Yukon University announces new science building design 

proposed science building

WHITEHORSE, YT— Yukon University has chosen a design and bold energy model for its new science building, the construction of which is named the Polaris Project.

YukonU has launched a two-phase procurement process for construction of this newest academic building. The first phase is a Request For Qualification which will pre-qualify a list of construction contractor companies. In phase two these companies will be invited to bid on construction—anticipated to commence in spring 2023 for completion in 2025. 

The core of the design is the notion of a river, a nod to the Yukon River, which is tightly woven into the social and economic fabric of the territory.  

interior polarisThe facility will contain four classrooms and a lecture hall, research labs, a ceremony room and a large social space for events and gatherings. 

The building design will maximize space for student study and will leverage optimal sharing of lab and class space, led by function rather than discipline and weave reconciliation and decolonization into the design and architecture, respecting First Nations culture, environment, and ancestors. 

Stantec Architecture, a global leader in sustainable design and engineering, was awarded the $2.3 million contract to design the university’s science building. Design decisions were informed by engagement sessions held by Stantec across the summer with First Nations partners, students, staff and senior leadership.  

Polaris, the north star, is the brightest star in the northern circumpolar constellation of Ursa Minor and a navigational way finder in the night sky. YukonU’s first new building as a university, and the people that will bring it to life through teaching, learning and the creation of new knowledge, will serve as beacons for our society for generations to come. 

Consistent with the commitments in Becoming, Yukon University’s 2022-27 Strategic Plan, the Polaris Project is registered for Zero-Carbon Standard Certification. This certification will signify annual energy cost savings between $20,000 to $33,000 per year and annual emission savings between 8,900-14,100 kgCO2 per year, or 445,000-705,000 kgCO2 over a 50-year period. 
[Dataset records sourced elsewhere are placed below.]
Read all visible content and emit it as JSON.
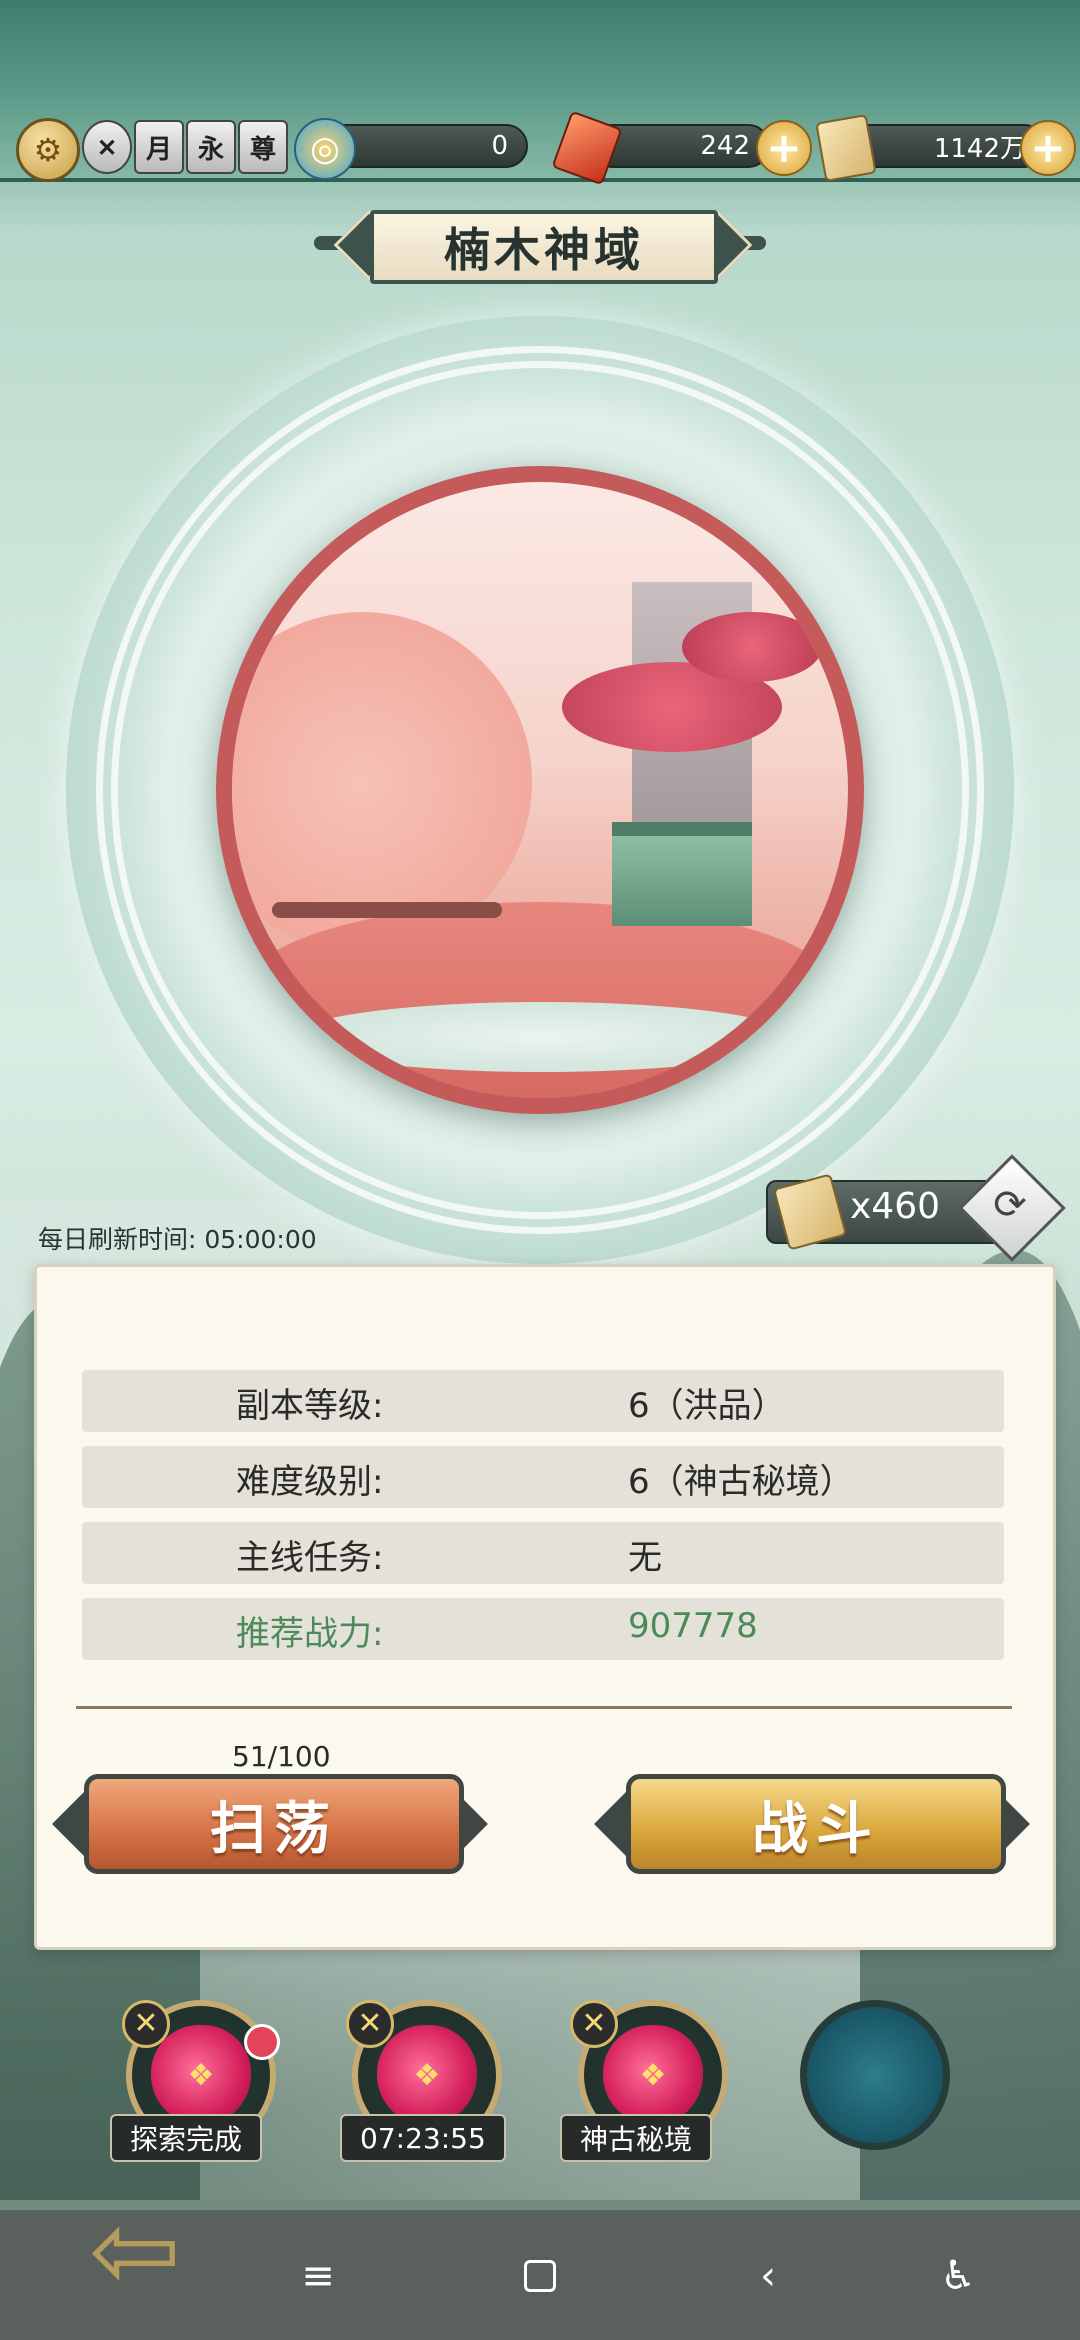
{
  "topbar": {
    "currency_jade": "0",
    "currency_gem": "242",
    "currency_scroll": "1142万",
    "badges": [
      "月",
      "永",
      "尊"
    ]
  },
  "title": "楠木神域",
  "refresh": {
    "label": "每日刷新时间: 05:00:00",
    "ticket_count": "x460"
  },
  "info": {
    "rows": [
      {
        "label": "副本等级:",
        "value": "6（洪品）"
      },
      {
        "label": "难度级别:",
        "value": "6（神古秘境）"
      },
      {
        "label": "主线任务:",
        "value": "无"
      },
      {
        "label": "推荐战力:",
        "value": "907778"
      }
    ]
  },
  "sweep_count": "51/100",
  "buttons": {
    "sweep": "扫荡",
    "fight": "战斗"
  },
  "slots": [
    {
      "label": "探索完成"
    },
    {
      "label": "07:23:55"
    },
    {
      "label": "神古秘境"
    }
  ],
  "colors": {
    "accent_green": "#4b8b5a",
    "sweep_orange": "#d47145",
    "fight_gold": "#d9a53a"
  }
}
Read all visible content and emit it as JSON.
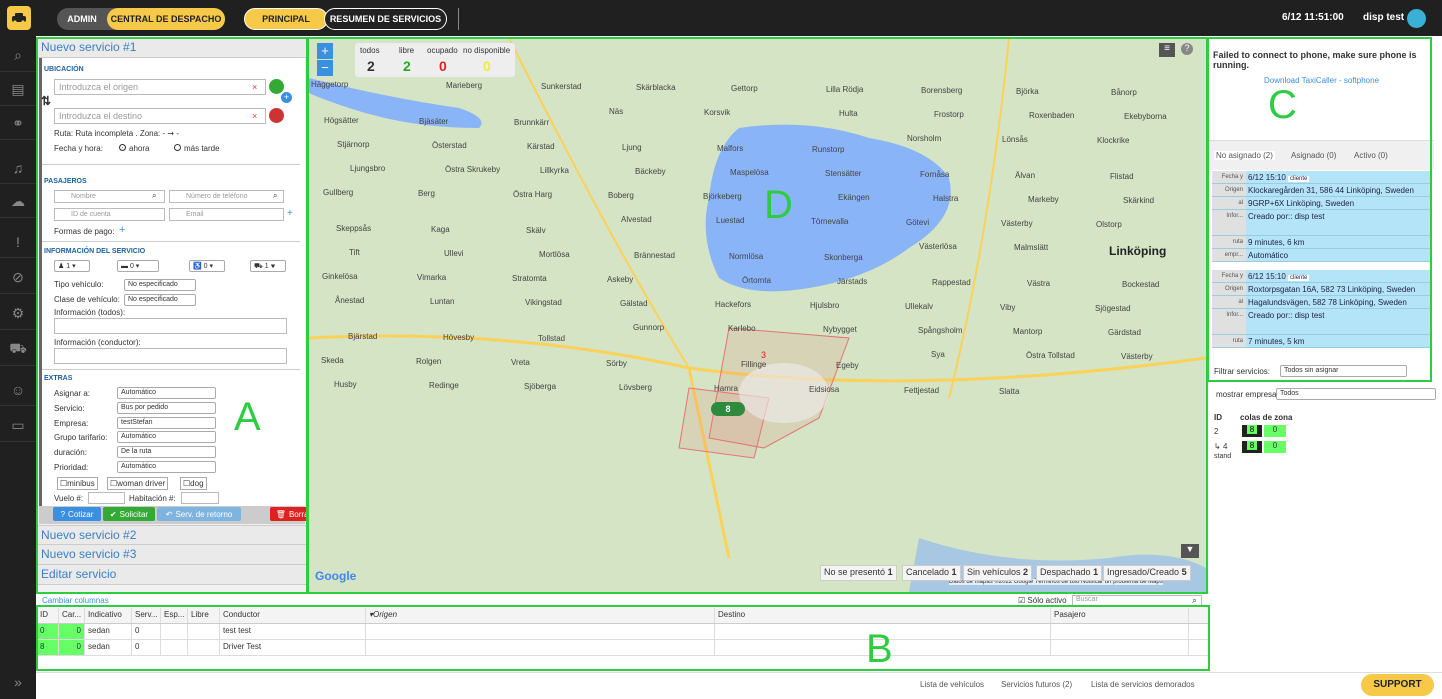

“Through our strategic plan, an ambitious and bold direction was set for Yukon University, with reconciliation, collaboration, and climate action as critical commitments for the next five years. I am pleased to see these commitments coming to life in the Polaris Project,” said Dr. Lesley Brown, YukonU president and vice-chancellor.  

The science building will be housed at Ayamdigut campus on the traditional territory of the Kwanlin Dün First Nation and the Ta'an Kwäch’än Council. It will be located beside the existing main campus building within the current footprint of buildings that make up Yukon Place. 

Planning for the new building was delayed by the COVID-19 pandemic. The building cost is currently budgeted at $41M. Federal funding of $26 million for construction was announced in 2019 and the university is collaborating with partners to access additional funding.